DIR Fee Tracking & Forecasting System – Technical Overview
The Problem We’re Solving
We’re not solving DIR fees. We’re exposing them so pharmacies can fight back with data instead of hope.
PBMs have weaponized DIR fees to systematically extract profit from independent pharmacies while creating an illusion of fair reimbursement at point of sale. When a pharmacy processes a prescription, the initial adjudication shows a seemingly acceptable reimbursement. The pharmacist counsels the patient, dispenses the medication, and the claim status reads “paid.” But 90 to 180 days later, the PBM sends a retroactive clawback notice, reclaiming 8% to 30% of that original payment through obscure “performance metrics” that were never disclosed upfront.
This creates a financial time bomb. Pharmacies cannot predict their true profitability at the moment of service. They’re forced to accept claims blind, not knowing if a seemingly profitable prescription will become underwater months later. The result is pharmacies either stop serving certain payers entirely, limiting patient access, or absorb losses that push them toward closure. Patients lose access to care, and pharmacists are forced into impossible decisions about which prescriptions they can afford to fill.
We built this system because pharmacies deserve visibility into the actual economics of their business before PBMs retroactively rewrite the deal.
Technical Architecture
The DIR Fee Tracking system operates across two core components: historical data tracking and predictive forecasting, both secured with organization-level data isolation.
Historical DIR Fee Tracking (DIRFee Entity)
Every DIR fee notification from a PBM is captured with complete metadata: the fee amount, fee type classification, payer identity, notification date, the service period being clawed back, and linkage to the specific pharmacy location and original claim. This creates a full audit trail of PBM behavior over time. The system tracks gross sales versus actual net reimbursement after DIR adjustments, exposing the true margin erosion. Fee types are categorized (performance-based, network fees, administrative) to identify which PBM tactics are most aggressive.
The data model links DIR fees to PharmacyLocation records, which are associated with Organization entities. This ensures pharmacies only see their own DIR fee history, not competitors’ data. Organization-level isolation is enforced at the data access layer through OrganizationUser relationships, preventing cross-tenant data leakage.
Predictive DIR Fee Forecasting (forecastDIRFees Function)
The forecasting engine analyzes historical DIR patterns to predict future clawback exposure on currently paid claims. When invoked with a payer name, drug NDC, claim amount, and location ID, the system retrieves all historical DIR fees for that specific payer at that location. It calculates the average DIR fee percentage across all historical claims, then weights recent data more heavily by comparing the last 30 days of DIR activity against the full historical average.
The prediction algorithm uses recent trend data if at least three data points exist within the last month, otherwise it defaults to the long-term average. This adaptive approach accounts for PBMs changing their clawback aggressiveness over time. The predicted DIR fee is calculated as a percentage of the current claim amount, giving pharmacies a real-time estimate of what will actually be clawed back later.
Risk Classification
The system assigns risk levels based on predicted DIR exposure:
- Critical: 25%+ DIR fees (claim will likely be net-negative after clawback)
- High: 15-24% DIR fees (significant margin erosion)
- Medium: 8-14% DIR fees (moderate clawback exposure)
- Low: <8% DIR fees (minimal impact)
Confidence scoring accounts for data volume. High confidence requires at least 10 historical DIR events and 3 recent data points. Medium confidence requires 5 historical events. Low confidence is assigned when historical data is sparse. This prevents false precision when predicting from limited information.

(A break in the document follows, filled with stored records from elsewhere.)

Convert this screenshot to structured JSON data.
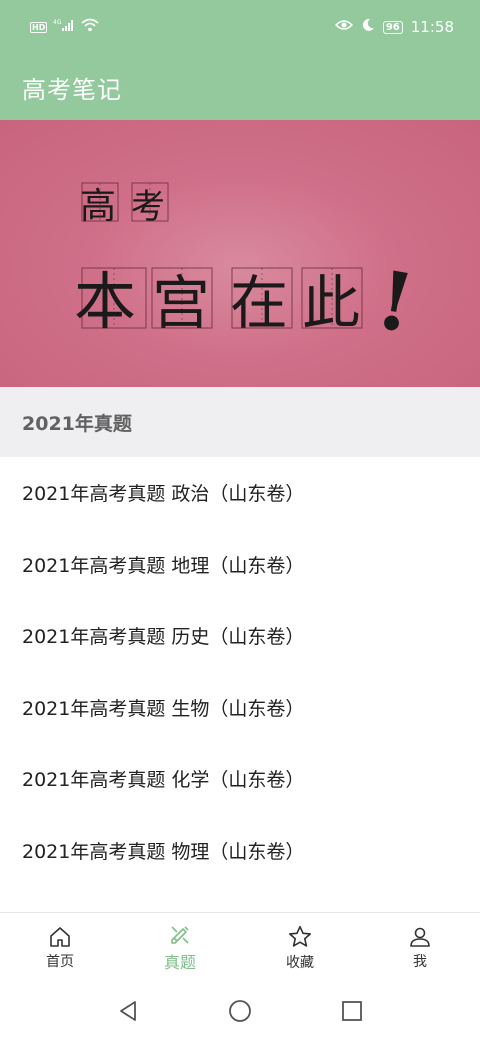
{
  "status_bar": {
    "hd": "HD",
    "network": "4G",
    "battery": "96",
    "time": "11:58"
  },
  "app_bar": {
    "title": "高考笔记"
  },
  "banner": {
    "line1": [
      "高",
      "考"
    ],
    "line2": [
      "本",
      "宫",
      "在",
      "此"
    ],
    "exclaim": "!"
  },
  "section": {
    "title": "2021年真题"
  },
  "list": {
    "items": [
      {
        "label": "2021年高考真题 政治（山东卷）"
      },
      {
        "label": "2021年高考真题 地理（山东卷）"
      },
      {
        "label": "2021年高考真题 历史（山东卷）"
      },
      {
        "label": "2021年高考真题 生物（山东卷）"
      },
      {
        "label": "2021年高考真题 化学（山东卷）"
      },
      {
        "label": "2021年高考真题 物理（山东卷）"
      }
    ]
  },
  "tabs": [
    {
      "label": "首页",
      "icon": "home-icon",
      "active": false
    },
    {
      "label": "真题",
      "icon": "exam-icon",
      "active": true
    },
    {
      "label": "收藏",
      "icon": "star-icon",
      "active": false
    },
    {
      "label": "我",
      "icon": "person-icon",
      "active": false
    }
  ],
  "colors": {
    "primary": "#93c99c",
    "active_tab": "#7fbf89",
    "banner": "#cf6f88"
  }
}
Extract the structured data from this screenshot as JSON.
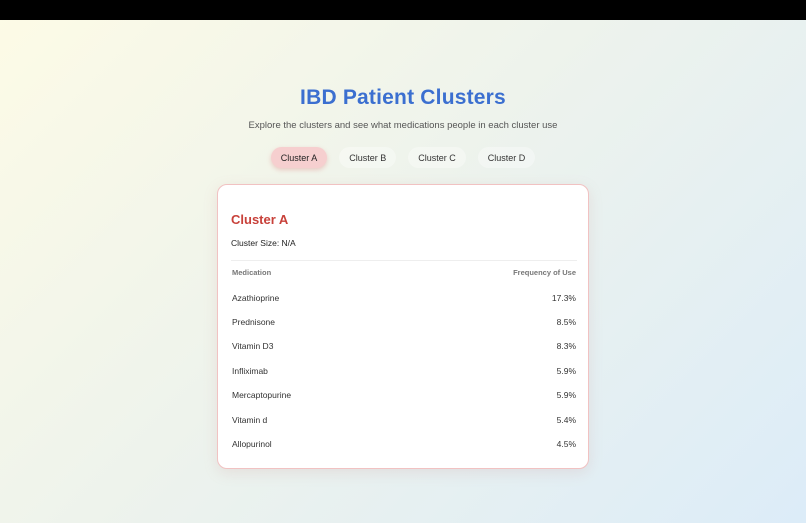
{
  "header": {
    "title": "IBD Patient Clusters",
    "subtitle": "Explore the clusters and see what medications people in each cluster use"
  },
  "tabs": [
    {
      "label": "Cluster A",
      "active": true
    },
    {
      "label": "Cluster B",
      "active": false
    },
    {
      "label": "Cluster C",
      "active": false
    },
    {
      "label": "Cluster D",
      "active": false
    }
  ],
  "card": {
    "title": "Cluster A",
    "cluster_size": "Cluster Size: N/A",
    "columns": {
      "medication": "Medication",
      "frequency": "Frequency of Use"
    },
    "rows": [
      {
        "medication": "Azathioprine",
        "frequency": "17.3%"
      },
      {
        "medication": "Prednisone",
        "frequency": "8.5%"
      },
      {
        "medication": "Vitamin D3",
        "frequency": "8.3%"
      },
      {
        "medication": "Infliximab",
        "frequency": "5.9%"
      },
      {
        "medication": "Mercaptopurine",
        "frequency": "5.9%"
      },
      {
        "medication": "Vitamin d",
        "frequency": "5.4%"
      },
      {
        "medication": "Allopurinol",
        "frequency": "4.5%"
      }
    ]
  },
  "colors": {
    "title": "#3b6fd0",
    "cluster_title": "#c8413a",
    "active_tab": "#f6cfcf"
  }
}
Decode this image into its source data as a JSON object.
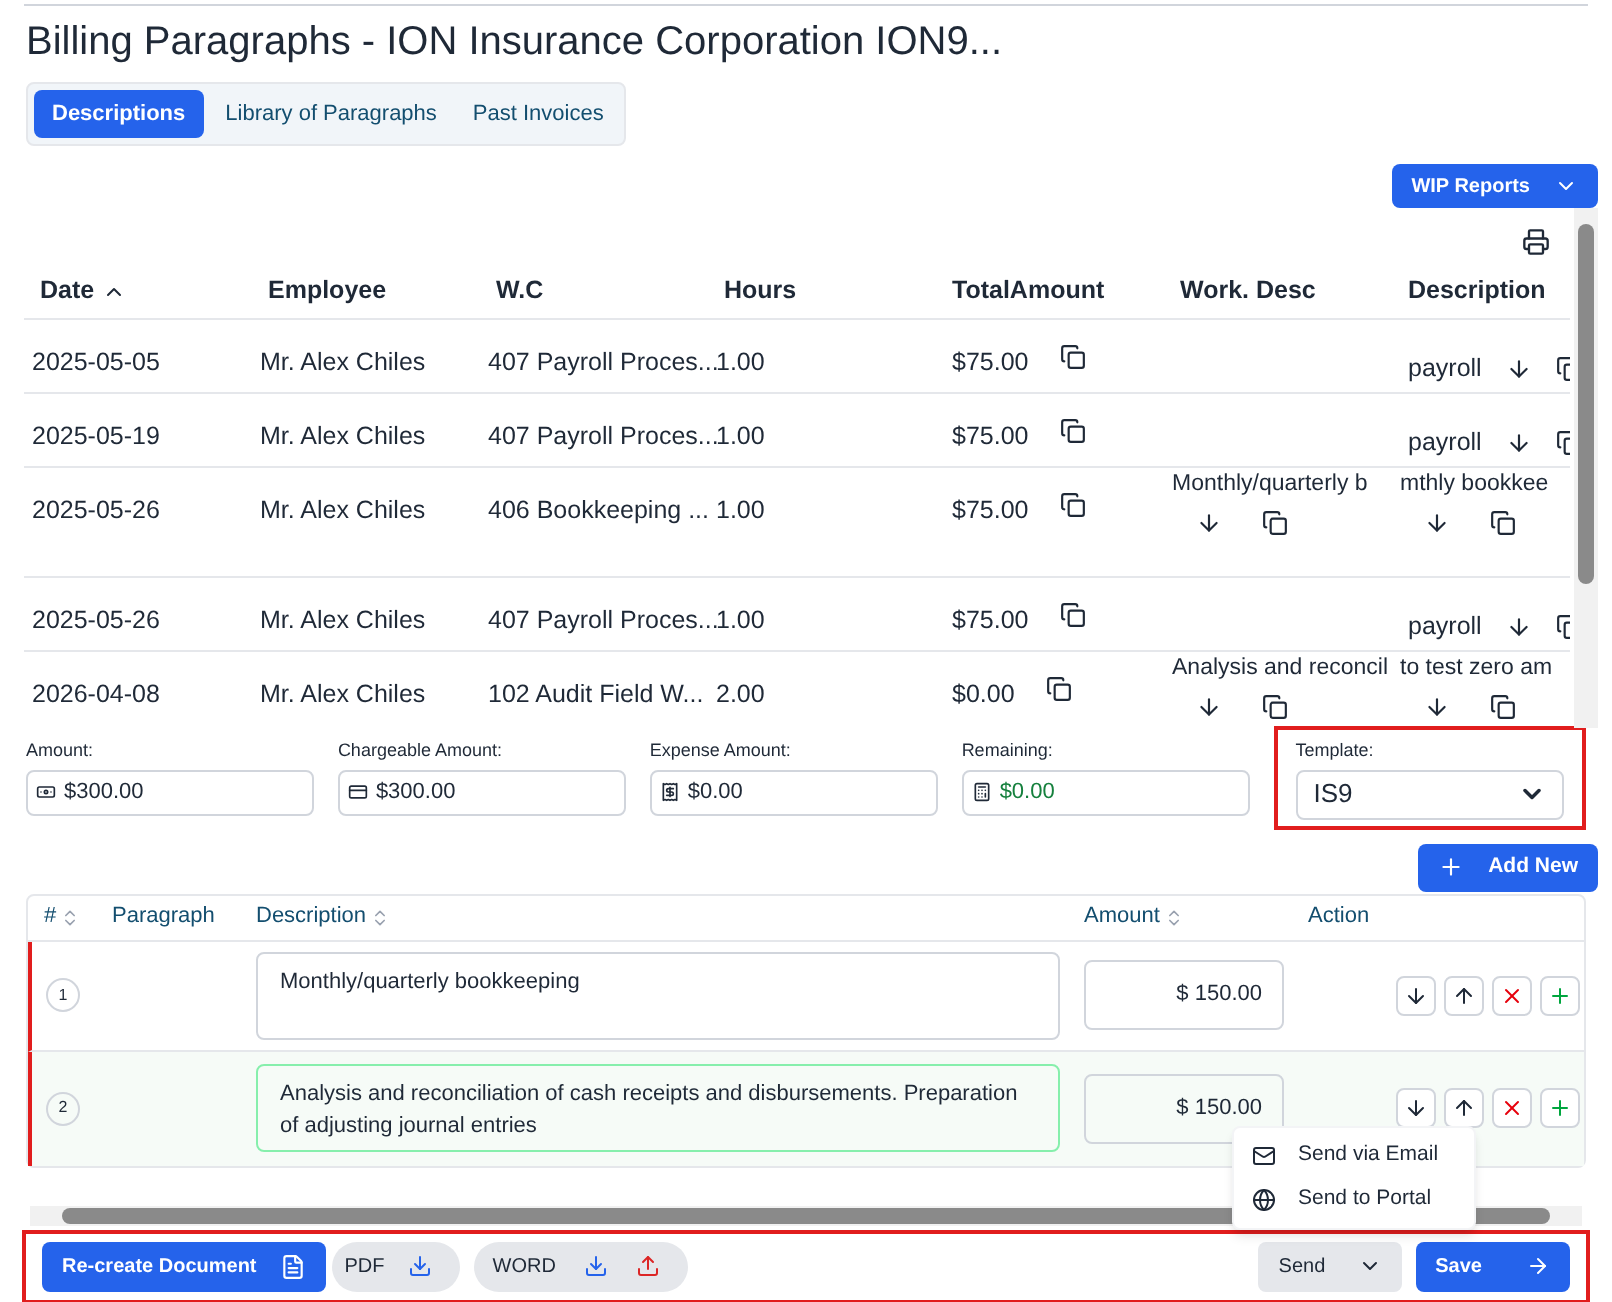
{
  "title": "Billing Paragraphs - ION Insurance Corporation ION9...",
  "tabs": [
    {
      "label": "Descriptions",
      "selected": true
    },
    {
      "label": "Library of Paragraphs",
      "selected": false
    },
    {
      "label": "Past Invoices",
      "selected": false
    }
  ],
  "wip_button": "WIP Reports",
  "table": {
    "columns": [
      {
        "label": "Date",
        "sorted": true
      },
      {
        "label": "Employee",
        "sorted": false
      },
      {
        "label": "W.C",
        "sorted": false
      },
      {
        "label": "Hours",
        "sorted": false
      },
      {
        "label": "TotalAmount",
        "sorted": false
      },
      {
        "label": "Work. Desc",
        "sorted": false
      },
      {
        "label": "Description",
        "sorted": false
      }
    ],
    "rows": [
      {
        "date": "2025-05-05",
        "employee": "Mr. Alex Chiles",
        "wc": "407 Payroll Proces...",
        "hours": "1.00",
        "total_amount": "$75.00",
        "work_desc": "",
        "description": "payroll"
      },
      {
        "date": "2025-05-19",
        "employee": "Mr. Alex Chiles",
        "wc": "407 Payroll Proces...",
        "hours": "1.00",
        "total_amount": "$75.00",
        "work_desc": "",
        "description": "payroll"
      },
      {
        "date": "2025-05-26",
        "employee": "Mr. Alex Chiles",
        "wc": "406 Bookkeeping ...",
        "hours": "1.00",
        "total_amount": "$75.00",
        "work_desc": "Monthly/quarterly b",
        "description": "mthly bookkee"
      },
      {
        "date": "2025-05-26",
        "employee": "Mr. Alex Chiles",
        "wc": "407 Payroll Proces...",
        "hours": "1.00",
        "total_amount": "$75.00",
        "work_desc": "",
        "description": "payroll"
      },
      {
        "date": "2026-04-08",
        "employee": "Mr. Alex Chiles",
        "wc": "102 Audit Field W...",
        "hours": "2.00",
        "total_amount": "$0.00",
        "work_desc": "Analysis and reconcil",
        "description": "to test zero am"
      }
    ]
  },
  "summary": [
    {
      "label": "Amount:",
      "value": "$300.00",
      "kind": "cash",
      "color": "#1f2937"
    },
    {
      "label": "Chargeable Amount:",
      "value": "$300.00",
      "kind": "card",
      "color": "#1f2937"
    },
    {
      "label": "Expense Amount:",
      "value": "$0.00",
      "kind": "expense",
      "color": "#1f2937"
    },
    {
      "label": "Remaining:",
      "value": "$0.00",
      "kind": "calc",
      "color": "#15803d"
    }
  ],
  "template": {
    "label": "Template:",
    "value": "IS9"
  },
  "add_button": "Add New",
  "paragraphs": {
    "columns": [
      {
        "label": "#",
        "sortable": true
      },
      {
        "label": "Paragraph",
        "sortable": false
      },
      {
        "label": "Description",
        "sortable": true
      },
      {
        "label": "Amount",
        "sortable": true
      },
      {
        "label": "Action",
        "sortable": false
      }
    ],
    "rows": [
      {
        "number": "1",
        "description": "Monthly/quarterly bookkeeping",
        "amount": "$ 150.00",
        "selected": false
      },
      {
        "number": "2",
        "description": "Analysis and reconciliation of cash receipts and disbursements. Preparation of adjusting journal entries",
        "amount": "$ 150.00",
        "selected": true
      }
    ]
  },
  "send_menu": [
    "Send via Email",
    "Send to Portal"
  ],
  "footer": {
    "recreate": "Re-create Document",
    "pdf": "PDF",
    "word": "WORD",
    "send": "Send",
    "save": "Save"
  }
}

Payer-Specific Pattern Analysis
The system identifies common fee types by frequency and average amount, exposing which PBM tactics are most prevalent for each payer. It calculates the average delay between service date and DIR notification date, showing pharmacies the typical clawback timeline. Trend analysis compares recent DIR percentages against historical averages to flag when PBMs are increasing clawback aggression.
Security & Data Isolation
Access control operates at three levels. First, vertical-level guards restrict DIR tracking to pharmacy-licensed users only. Second, organization-level access is enforced by validating that the requesting user has OrganizationUser relationships or is listed as the primary contact for the organization that owns the target PharmacyLocation. Third, location-level filtering ensures users only retrieve DIR fee data for locations they have explicit access to. The forecasting function verifies that the provided location_id belongs to an organization the user can access before returning any predictions.
All entity queries default to empty arrays if null, preventing null reference errors. The organization access check is wrapped in try-catch to gracefully handle missing OrganizationUser records without exposing system errors to the client.
Clinical & Financial Impact
This system gives pharmacies the one thing PBMs don’t want them to have: foresight. By exposing DIR clawback patterns before they happen, pharmacies can make informed decisions about which prescriptions are actually profitable, which payers are predatory, and when to negotiate better contracts or drop networks entirely. It shifts power back to the dispensing pharmacist, who can now see through the PBM’s accounting manipulation in real-time instead of discovering losses months later when it’s too late to act.